Advertisement

AT&T; Fiasco: Tense Fight With Haywire Technology

Share
TIMES STAFF WRITER

As soon as Jim Nelson glanced at the bank of 75 wide-screen television monitors on Monday at 2:25 p.m. and saw the screaming red lights, he knew the world’s oldest and best-known long-distance communications network had suffered nothing short of a meltdown.

The 48-year-old manager of American Telephone & Telegraph Co.’s network operations facility in Bedminster, N. J., had never seen the screens quite this colorful and animated before. His first wishful thought was that it was the television system--which tracks the pulse of the network--that had broken down, not the heretofore reliable network.

But, within 15 minutes, the worst fears of everyone at AT&T; and across America had come true: The nation’s primary communications network, which typically handles more than 80 million calls a day, had collapsed, allowing only half of the routine voice and data traffic to make it through unimpeded.

Advertisement

Over the next nine frenzied and frantic hours, hundreds of engineers across the country scrambled to uncover the problem and correct it. Meanwhile, Nelson recalls, horrified AT&T; executives hung around the Bedminster operations command center “like a bunch of expectant fathers outside a maternity ward.”

No wonder. The stakes were enormous. With each hour that went by without the problem being found and corrected, phone users unable to complete or receive long-distance calls lost millions of dollars of business--and patience with AT&T.;

Finally, the problem was isolated and solved. But not before it became the worst breakdown ever for the nation’s phone system as well as a monumental embarrassment for AT&T;: The telephone giant has been trumpeting reliability as the cornerstone of its marketing efforts to regain business lost in recent years to such upstart rivals as MCI Communications and US Sprint.
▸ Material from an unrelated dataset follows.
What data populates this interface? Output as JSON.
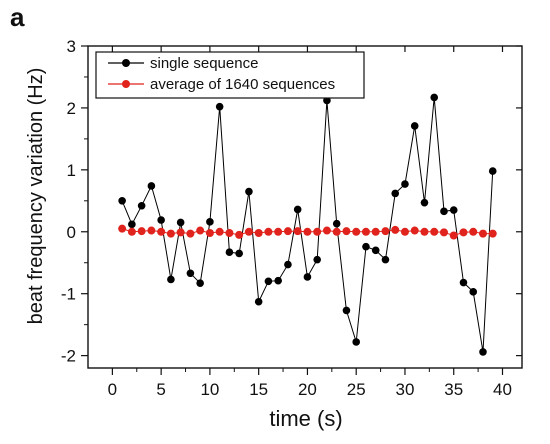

“It was an emotional roller coaster for all of us,” recalls Nelson, who helped lead the team of engineers scrambling to fix the network. “At least three times we thought we had the problem figured out. We’d try our fixes, hold our breath and then get upset when they didn’t work. What was never supposed to happen to our system was actually happening right before our eyes.”

Despite the tremendous inconvenience it imposed, technology experts say that Monday’s long-distance fiasco may actually help Americans understand that we are living in an increasingly complex world where simple, quick solutions don’t apply when technology goes on the fritz.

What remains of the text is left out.